OpenStack Foundation Executive Director Jonathan Bryce said half of the Fortune 100 use OpenStack. Wal-Mart, AT&T, SAP and Wells Fargo all spoke about how they’re using open source code to build their private clouds.

But don’t be mistaken: OpenStack’s still got more growing up to do.

At Amazon Web Service’s cloud conferences the company almost brags about how widely it’s used in the enterprise. It puts up a slide with dozens of enterprise customers. It’s so big that AWS has to break it up into categories – government agencies, Fortune 500 companies and ISVs. OpenStack still seems to focus on a core handful of publicized customer case studies. From speaking with vendors at the conference, they say there are many more customers who use OpenStack but aren’t ready to disclose it publicly.

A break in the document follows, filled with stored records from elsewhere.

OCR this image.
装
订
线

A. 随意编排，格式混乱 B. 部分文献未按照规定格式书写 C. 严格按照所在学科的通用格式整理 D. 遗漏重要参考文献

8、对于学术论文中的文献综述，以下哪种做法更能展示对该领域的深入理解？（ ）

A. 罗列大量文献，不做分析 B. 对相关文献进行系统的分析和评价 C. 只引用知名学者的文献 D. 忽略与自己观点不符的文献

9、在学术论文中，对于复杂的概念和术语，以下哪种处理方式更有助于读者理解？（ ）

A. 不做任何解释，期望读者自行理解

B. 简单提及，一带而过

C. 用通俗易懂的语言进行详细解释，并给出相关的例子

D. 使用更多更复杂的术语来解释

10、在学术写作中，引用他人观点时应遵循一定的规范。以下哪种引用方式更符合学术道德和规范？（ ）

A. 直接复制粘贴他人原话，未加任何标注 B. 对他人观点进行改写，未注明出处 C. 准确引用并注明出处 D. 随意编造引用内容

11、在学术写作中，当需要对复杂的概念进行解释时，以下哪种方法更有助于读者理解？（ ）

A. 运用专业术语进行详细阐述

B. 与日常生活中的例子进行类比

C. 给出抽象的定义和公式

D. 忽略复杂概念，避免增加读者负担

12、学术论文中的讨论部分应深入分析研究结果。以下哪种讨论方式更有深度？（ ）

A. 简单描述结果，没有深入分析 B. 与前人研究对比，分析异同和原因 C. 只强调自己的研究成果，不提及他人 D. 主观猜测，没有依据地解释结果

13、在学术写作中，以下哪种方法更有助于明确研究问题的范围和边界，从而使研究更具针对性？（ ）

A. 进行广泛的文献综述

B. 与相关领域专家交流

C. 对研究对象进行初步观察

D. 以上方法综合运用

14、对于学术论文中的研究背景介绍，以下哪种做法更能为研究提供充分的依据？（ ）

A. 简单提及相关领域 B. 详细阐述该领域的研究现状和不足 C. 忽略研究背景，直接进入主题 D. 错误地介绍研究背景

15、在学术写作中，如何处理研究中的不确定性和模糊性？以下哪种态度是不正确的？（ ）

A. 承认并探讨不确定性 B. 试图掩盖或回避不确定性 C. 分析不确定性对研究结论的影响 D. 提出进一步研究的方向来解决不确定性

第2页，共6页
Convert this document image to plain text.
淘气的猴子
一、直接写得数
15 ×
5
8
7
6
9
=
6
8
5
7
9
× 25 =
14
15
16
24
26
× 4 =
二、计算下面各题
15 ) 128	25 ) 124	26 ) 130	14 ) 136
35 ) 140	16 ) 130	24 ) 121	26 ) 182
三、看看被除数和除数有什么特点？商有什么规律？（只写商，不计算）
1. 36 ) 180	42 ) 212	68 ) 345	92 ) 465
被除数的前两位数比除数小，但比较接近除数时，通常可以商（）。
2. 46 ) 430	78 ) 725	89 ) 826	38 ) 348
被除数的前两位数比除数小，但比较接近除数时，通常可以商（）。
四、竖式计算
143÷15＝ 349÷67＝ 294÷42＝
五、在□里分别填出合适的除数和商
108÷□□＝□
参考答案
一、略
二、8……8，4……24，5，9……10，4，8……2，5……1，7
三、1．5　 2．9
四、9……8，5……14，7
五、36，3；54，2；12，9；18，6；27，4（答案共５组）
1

OpenStack has grown quite a bit in the four years that I’ve been to a Summit, and the six years since the project launched. At the previous Vancouver Summit last year, there were 967 companies represented at the event from 55 countries.

Potential headwinds for OpenStack could be on the horizon though. New higher-level application management services like Kubernetes, Mesos and platform as a service projects could render OpenStack IaaS less valuable. Those platforms can run on OpenStack, (or in some cases vice versa), but they also don’t have to. Fortunately for all these open source projects, the reality is that there’s likely room for more than one of them. So we could have a world of OpenStack plus Cloud Foundry, and Mesos or Kubernetes.

Give credit to OpenStack for getting to where it’s gotten. Now let’s see if it can continue making important steps of showcasing more enterprise end user customers in a time of increased competition at other layers in the stack.